Pakistan has been on the FATF grey list since June 2018. The FATF, established in 1989, sets international standards for preventing international financial crimes that aid terrorism. Pakistan was first placed on the list in 2008 and removed in 2010 only to return to the list in 2012 and stay on it till 2015.
It has been back on the ‘grey list’, also known as the “increased monitoring list”, since 2018. In 2021, the global body emphasised that Pakistan needs to prosecute members of the UN-designated terror groups.
“Getting off the FATF greylist is a highly technical process, but at some point, the international community needs to recognise Pakistan for the genuine steps it has taken against certain militant groups and their leaders,” said Adam Weinstein, a research fellow specialising in Pakistan and Afghanistan at the Quincy Institute for Responsible Statecraft.
“Pakistan’s government initially focused on peripheral matters of concern rather than the core issues of terrorist financing and enforcement,” Weinstein said. “Let’s face it, there are many other countries that present a greater money laundering risk than Pakistan but aren’t grey listed. Pakistan was singled out due to terrorism.”

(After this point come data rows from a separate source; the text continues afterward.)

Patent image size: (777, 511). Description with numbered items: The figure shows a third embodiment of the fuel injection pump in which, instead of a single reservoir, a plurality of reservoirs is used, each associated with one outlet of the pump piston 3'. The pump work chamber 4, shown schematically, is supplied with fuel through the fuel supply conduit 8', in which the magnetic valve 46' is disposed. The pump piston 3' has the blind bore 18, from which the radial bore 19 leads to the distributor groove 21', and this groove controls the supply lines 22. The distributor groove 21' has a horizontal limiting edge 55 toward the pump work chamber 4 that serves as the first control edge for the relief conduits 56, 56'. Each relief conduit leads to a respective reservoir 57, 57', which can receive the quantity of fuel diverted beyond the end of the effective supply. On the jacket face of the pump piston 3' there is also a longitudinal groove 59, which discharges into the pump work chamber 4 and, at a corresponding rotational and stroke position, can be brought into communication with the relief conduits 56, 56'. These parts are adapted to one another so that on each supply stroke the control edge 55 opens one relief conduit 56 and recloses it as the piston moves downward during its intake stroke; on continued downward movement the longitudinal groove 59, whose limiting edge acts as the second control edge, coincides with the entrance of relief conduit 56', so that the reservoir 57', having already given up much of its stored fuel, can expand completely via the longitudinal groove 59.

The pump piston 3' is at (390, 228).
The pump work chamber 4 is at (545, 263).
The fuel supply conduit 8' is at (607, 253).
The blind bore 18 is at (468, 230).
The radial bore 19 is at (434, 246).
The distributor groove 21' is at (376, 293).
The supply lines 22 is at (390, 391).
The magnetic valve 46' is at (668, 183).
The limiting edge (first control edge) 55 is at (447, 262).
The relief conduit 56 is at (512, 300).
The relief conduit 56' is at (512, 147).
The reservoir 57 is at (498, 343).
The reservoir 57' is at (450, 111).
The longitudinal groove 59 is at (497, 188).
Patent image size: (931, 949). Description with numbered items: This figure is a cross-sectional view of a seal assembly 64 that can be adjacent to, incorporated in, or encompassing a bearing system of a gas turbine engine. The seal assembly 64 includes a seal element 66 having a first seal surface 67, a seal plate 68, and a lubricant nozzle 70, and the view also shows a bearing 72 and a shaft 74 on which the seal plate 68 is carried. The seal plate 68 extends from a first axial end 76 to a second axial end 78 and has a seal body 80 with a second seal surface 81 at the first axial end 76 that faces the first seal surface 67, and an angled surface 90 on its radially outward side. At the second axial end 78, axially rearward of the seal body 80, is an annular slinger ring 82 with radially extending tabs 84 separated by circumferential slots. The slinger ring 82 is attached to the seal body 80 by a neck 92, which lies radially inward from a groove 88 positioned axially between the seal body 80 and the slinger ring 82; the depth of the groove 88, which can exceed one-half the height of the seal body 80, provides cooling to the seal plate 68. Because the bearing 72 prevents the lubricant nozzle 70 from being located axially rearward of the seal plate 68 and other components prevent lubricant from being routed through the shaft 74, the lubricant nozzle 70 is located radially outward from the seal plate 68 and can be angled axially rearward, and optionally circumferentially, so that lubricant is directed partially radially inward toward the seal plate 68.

Pakistan’s economy is dependent on international investors. The removal from the list will boost its imports, exports, remittances, and access to international loans. Pakistan will have an improved access to finances in the form of foreign direct investments and financial assistance from international donors, which would help the South Asian country shore up its teetering economy.
According to Weinstein, lifting Pakistan from the list will remove one more barrier to foreign direct investment, but many other self-inflicted ones will still exist. “It’s hard to calculate the impact of a grey listing because it incurs repetitional costs, deters foreign investment, and may even reduce consumer spending,” he said.
The international body was initially set to develop measures to combat money laundering, but after the 9/11 attacks, its role expanded to prevent terrorist financing. FATF Standards now ensure a coordinated global response to prevent organised crime, corruption, and terrorism. It also works to help authorities to stop funding for weapons of mass destruction.
FATF delegates representing 206 members of the global network and its observers, including the International Monetary Fund (IMF), the United Nations, and the World Bank, attended the meeting.
“Removal from the gray list would be a big boost for Pakistan during a serious economic crisis..,” Michael Kugelman, deputy director and senior associate for South Asia at Wilson Center, said.
“...as investors/banks would no longer have to worry about any reputational risks associated with doing business with Pakistan while it’s on a watch list for terrorist financing,” Kugleman said in a post on social media website Twitter.
Pakistan will now see an improvement in its bond market as greylisted countries’ are the whipping boys of global rating agencies, which take no time in slapping downgrades on various fronts of the economy, deterring international investors.
The economy will start improving now as the new status will help promote investment opportunities, easing the financial burden on the government. Pakistan’s borrowing capacity is also going to see an upgrade as the move will streamline its ties with institutions like the UN, IMF, etc.
It will also help expand international trade as Pakistan is no longer a high risk country. In a nutshell, Pakistan is now in a stronger position to come to grips with the issues like depreciating currency value, widening trade deficit, and runaway inflation.